Appraisal of fungal infections during ECMO therapy

We read with great interest the study of Cavayas and colleagues, which retrospectively investigated the occurrence and the impact of fungal infections in patients on extracorporeal membrane oxygenation (ECMO) included in the Extracorporeal Life Support Organization registry [1]. Despite the high selection of these patients, the authors concluded that fungal infections were not more frequent in patients on ECMO than in other critically ill patients but were independently associated with poor outcome. Because infectious complications are extremely important in ECMO patients [2], we would like to discuss some important issues raised by this study.

First, the epidemiology, definitions, and respective weights of the different fungal infections should be clearly distinguished. The diagnosis of invasive fungal infection and, particularly, invasive pulmonary aspergillosis (IPA) is problematic in critically ill patients. In the study by Cavayas et al. the lack of data (i.e., host characteristics, clinical features, mycological criteria) on patients with Aspergillus-positive culture precludes a definitive diagnosis in most cases. Similarly, no distinction is proposed between colonization and proven or putative IPA, which is possible using the clinical algorithm adapted for critically ill patients who lack the usual host factors, such as those with hematological cancer or on prolonged immunosuppressive therapies [3]. Consequently, the outcome of patients with IPA and Aspergillus colonization is extremely different.

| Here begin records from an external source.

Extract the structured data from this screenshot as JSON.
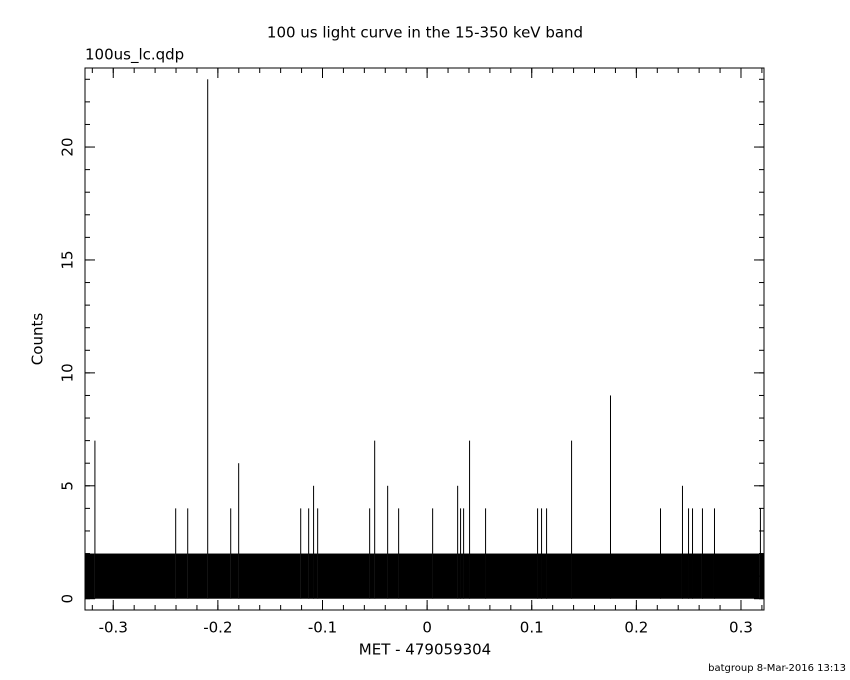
{
  "chart_data": {
    "type": "histogram",
    "title": "100 us light curve in the 15-350 keV band",
    "subtitle": "100us_lc.qdp",
    "x_label": "MET - 479059304",
    "y_label": "Counts",
    "footer": "batgroup  8-Mar-2016 13:13",
    "color": "#000000",
    "xlim": [
      -0.327,
      0.322
    ],
    "ylim": [
      -0.5,
      23.5
    ],
    "xticks": [
      -0.3,
      -0.2,
      -0.1,
      0,
      0.1,
      0.2,
      0.3
    ],
    "yticks": [
      0,
      5,
      10,
      15,
      20
    ],
    "bins": [
      -0.327,
      -0.318,
      -0.3179,
      -0.2408,
      -0.2407,
      -0.2293,
      -0.2292,
      -0.2102,
      -0.2101,
      -0.1882,
      -0.1881,
      -0.1806,
      -0.1805,
      -0.1213,
      -0.1212,
      -0.1137,
      -0.1136,
      -0.109,
      -0.1089,
      -0.1051,
      -0.105,
      -0.0554,
      -0.0553,
      -0.0506,
      -0.0505,
      -0.0382,
      -0.0381,
      -0.0277,
      -0.0276,
      0.0048,
      0.0049,
      0.0287,
      0.0288,
      0.0315,
      0.0316,
      0.0344,
      0.0345,
      0.0401,
      0.0402,
      0.0554,
      0.0555,
      0.1051,
      0.1052,
      0.1089,
      0.109,
      0.1137,
      0.1138,
      0.1376,
      0.1377,
      0.1748,
      0.1749,
      0.2226,
      0.2227,
      0.2436,
      0.2437,
      0.2494,
      0.2495,
      0.2532,
      0.2533,
      0.2627,
      0.2628,
      0.2742,
      0.2743,
      0.3181,
      0.3182,
      0.322
    ],
    "counts": [
      2,
      7,
      2,
      4,
      2,
      4,
      2,
      23,
      2,
      4,
      2,
      6,
      2,
      4,
      2,
      4,
      2,
      5,
      2,
      4,
      2,
      4,
      2,
      7,
      2,
      5,
      2,
      4,
      2,
      4,
      2,
      5,
      2,
      4,
      2,
      4,
      2,
      7,
      2,
      4,
      2,
      4,
      2,
      4,
      2,
      4,
      2,
      7,
      2,
      9,
      2,
      4,
      2,
      5,
      2,
      4,
      2,
      4,
      2,
      4,
      2,
      4,
      2,
      4,
      2
    ]
  }
}
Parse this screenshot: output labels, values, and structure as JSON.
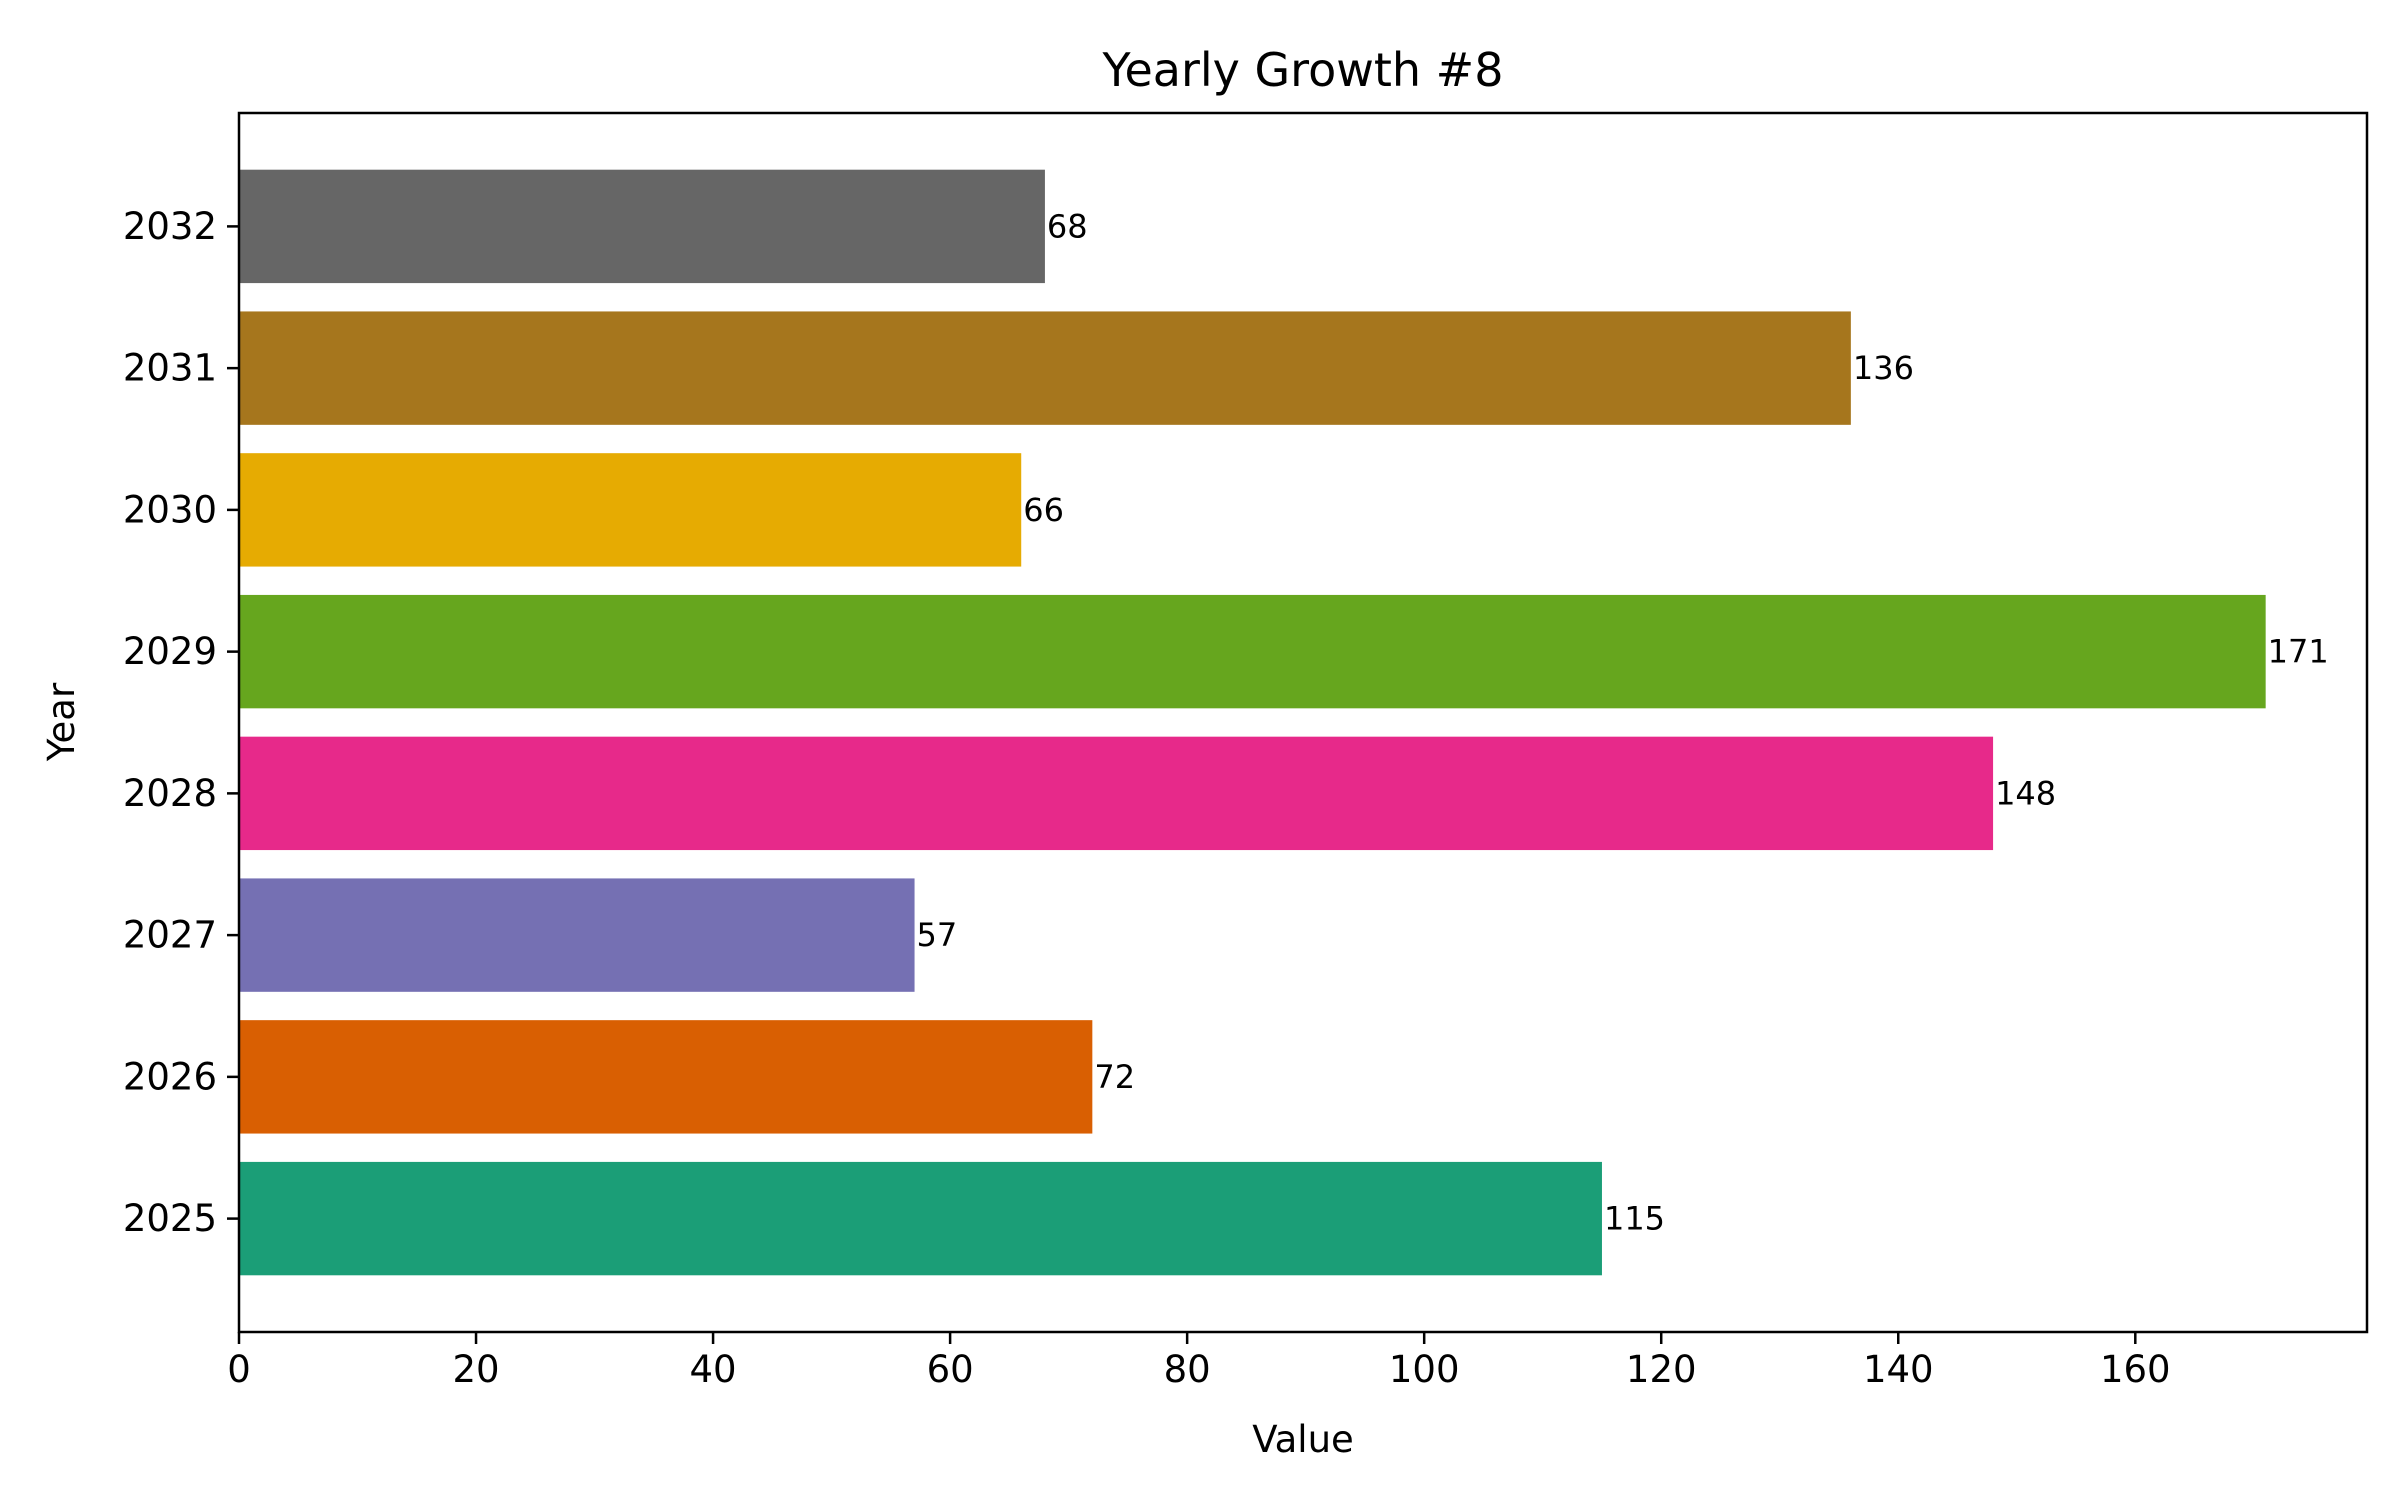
{
  "chart_data": {
    "type": "bar",
    "orientation": "horizontal",
    "title": "Yearly Growth #8",
    "xlabel": "Value",
    "ylabel": "Year",
    "categories": [
      "2025",
      "2026",
      "2027",
      "2028",
      "2029",
      "2030",
      "2031",
      "2032"
    ],
    "values": [
      115,
      72,
      57,
      148,
      171,
      66,
      136,
      68
    ],
    "colors": [
      "#1b9e77",
      "#d95f02",
      "#7570b3",
      "#e7298a",
      "#66a61e",
      "#e6ab02",
      "#a6761d",
      "#666666"
    ],
    "xlim": [
      0,
      179.55
    ],
    "xticks": [
      0,
      20,
      40,
      60,
      80,
      100,
      120,
      140,
      160
    ],
    "grid": false,
    "legend": "none",
    "show_data_labels": true
  }
}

Second, Aspergillus and Candida diseases are different fungal infections, whereas the characteristics of patients with these two diseases were summarized in one single cohort in this study. The authors have logically shown how risk factors for Aspergillus (underlying immunodeficiency or initial lung injury, i.e., hematological malignancies, influenza infection, solid organ transplantation) are significantly different from those for Candida infections (non-specific severity surrogates, i.e., older age, overweight, sepsis, and renal replacement therapy). Moreover, recent reports have emphasized the presence of underlying “immunoparalysis” related to critical illness and the role of severe lung injury on venous-venous (VV)-ECMO for the occurrence of IPA [4, 5]; these data were unfortunately not available in this registry. Also, invasive candidiasis is likely to develop because of exposure to broad-spectrum antibiotics, multiple line cannulation, parenteral nutrition, or multiple surgical procedures; the absence of these variables in the multivariable analysis significantly limits the interpretation of the main findings in this study. Epidemiological interpretations are further hampered by the lack of data on delay of occurrence of these infections.

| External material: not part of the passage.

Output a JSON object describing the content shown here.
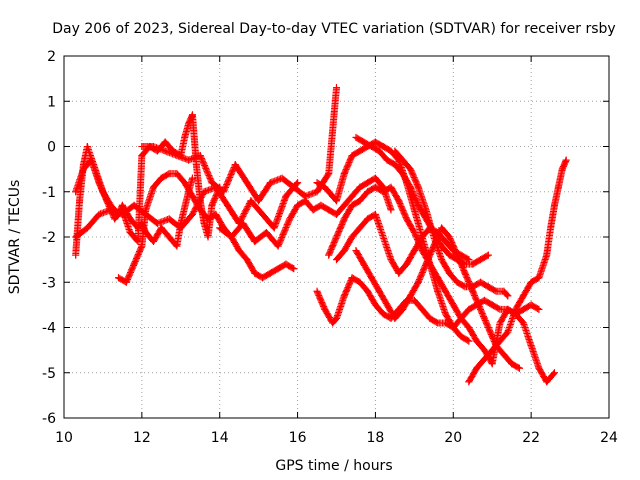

Finally, VV-ECMO and veno-arterial (VA)-ECMO were analyzed as a whole. However, VV-ECMO supports the most severe forms of respiratory failure; pulmonary damage increases susceptibility to respiratory pathogens, like Aspergillus, in this setting. On the contrary, VA-ECMO supports refractory cardiogenic shock with multi-organ failure and may be at higher risk for Candida infections. Thus, a separated analysis according to the type of ECMO support might have been more informative on the role of fungal infection in ECMO patients.

In light of these supplementary concerns and the retrospective design, the initial conclusions of this study should be interpreted cautiously. These data call for further studies and actions to better understand and recognize secondary infections in patients in whom ECMO is a life-saving support treatment.